Copyright©️2016 R Lawson Gamble. All rights to this work are reserved. No part of this work may be used or reproduced in part or in whole in any manner whatsoever without written permission from the author. In this work I describe actual locations and authentic time frames and global events. The characters, however, are fictional and any resemblance to events or persons living or dead, while possible given the nature of this work, is in fact unintentional and largely coincidental.
The Blue Halls
R Lawson Gamble
(The following excerpted from the journal of Mr. Jethro Tasker, Esquire)

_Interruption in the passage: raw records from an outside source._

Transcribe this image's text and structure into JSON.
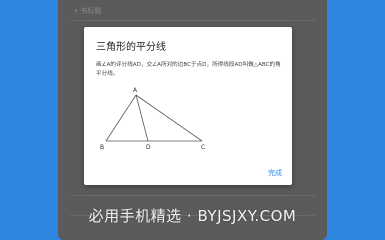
{
  "background": {
    "top_label": "• 书标题"
  },
  "dialog": {
    "title": "三角形的平分线",
    "body": "画∠A的评分线AD，交∠A所对的边BC于点D，所得线段AD叫做△ABC的角平分线。",
    "figure": {
      "vertices": [
        "A",
        "B",
        "D",
        "C"
      ]
    },
    "done_label": "完成"
  },
  "watermark": "必用手机精选 · BYJSJXY.COM",
  "colors": {
    "brand_blue": "#2f86e0",
    "overlay_gray": "#5b5b5b",
    "dialog_bg": "#ffffff"
  }
}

Within the world of children there are many forbidden zones, places declared off-limits by adults that consequently become areas of particular allure to a child (all children being curious). Unseen, unexplored, the very names of these places tend to evoke mystery spiced with danger. These forbidden places become irresistible.
I applied to teach at a private junior boarding school for boys in a small New England town. Here children from across the country lived in a rambling pile of a structure built into a hillside. As the school expanded over its century long history, the building sprawled upward, outward and downward. By the time I arrived the structure had long ago reached the bottom of the slope, burrowed several stories into the earth and embraced much of the width of the hillside.
Like an insatiable beast, this monstrous construction consumed a hundred children deposited by parents and guardians in several barrack-like dormitories, where they lived their lives along with their dorm master. Non-dorm faculty and their wives lived in apartments hidden within this mouse’s maze, along with administrative offices, a library, a meeting hall, an art facility, a school store, a snack store, a sewing room where the resident matrons could care for the children’s bedding and apparel, a business office, and the stately Headmaster’s office positioned at one end of the entire arrangement like the captain’s quarters of a Spanish galleon. During my years at the school, I would discover many more rooms in this massive structure; some purposed, most not; others rumored to exist, which I never found.
From the street level, where the visitor entered, the whitewashed face of the structure deceived the eye with its simple lines and black shutters, suggesting a modest English Tavern style building designed to blend in with the New England small-town landscape, a bookend for the white-spired New England church across the way, thus effectively obfuscating the true nature of the architectural explosion that lurked beyond its portals.
The visitor parked on the street, walked through the wide white frame of the heavy-hinged door into a large reception area of dark wood and wainscoting where built-in benches with hinged tops doubled as storage along the walls. Here they waited for an appointment or for a child, seated upon thin embroidered cushions that barely insulated expensively clad buttocks from hard wood, unaware of the treasures of students past just inches below in the form of ball gloves, yo-yos, lost jackets and shoes. At the farthest end of the room through the soaring frame of the schoolroom door a prospective student caught his first frightening glimpse of row upon row of Dickensian study desks fixed to the floor, oriented toward a raised dais where sat the mighty supervisor’s desk, the entire scene presented through dim light like a spectral aura.
A more modest door to the right of the study hall led to the faculty room. This door, with its frosted glass window was usually closed; the only hint of activity beyond it the occasional over-loud voice, an explosion of laughter, or the flicker of movement ghosting in the opaque glass. In a corner next to the faculty room, upon a tall pedestal stood a full body bronze of Lincoln, tall in itself, projecting his serene countenance and wisdom upon the passerby. The visitor’s eye having passed full circle it now rested upon a Dutch door opposite; beyond it, the office of the Headmasters Secretary, from whence would come the Headmaster’s summons.
Other than the clacking of typewriter keys, a cave-like silence enveloped this space until the ear gradually attuned to the murmur of distant voices somewhere beyond the walls, or the creaking and groaning of ancient steps somewhere above.
Every wall, even the whitewashed expanses, gloomed dark; every door enclosed within walnut panels, the ceiling banded by black hand-hewn beams, the pine floors buried over time under layers of stain except here and there where the original patina peeked through, worn visible by years of frenetic feet.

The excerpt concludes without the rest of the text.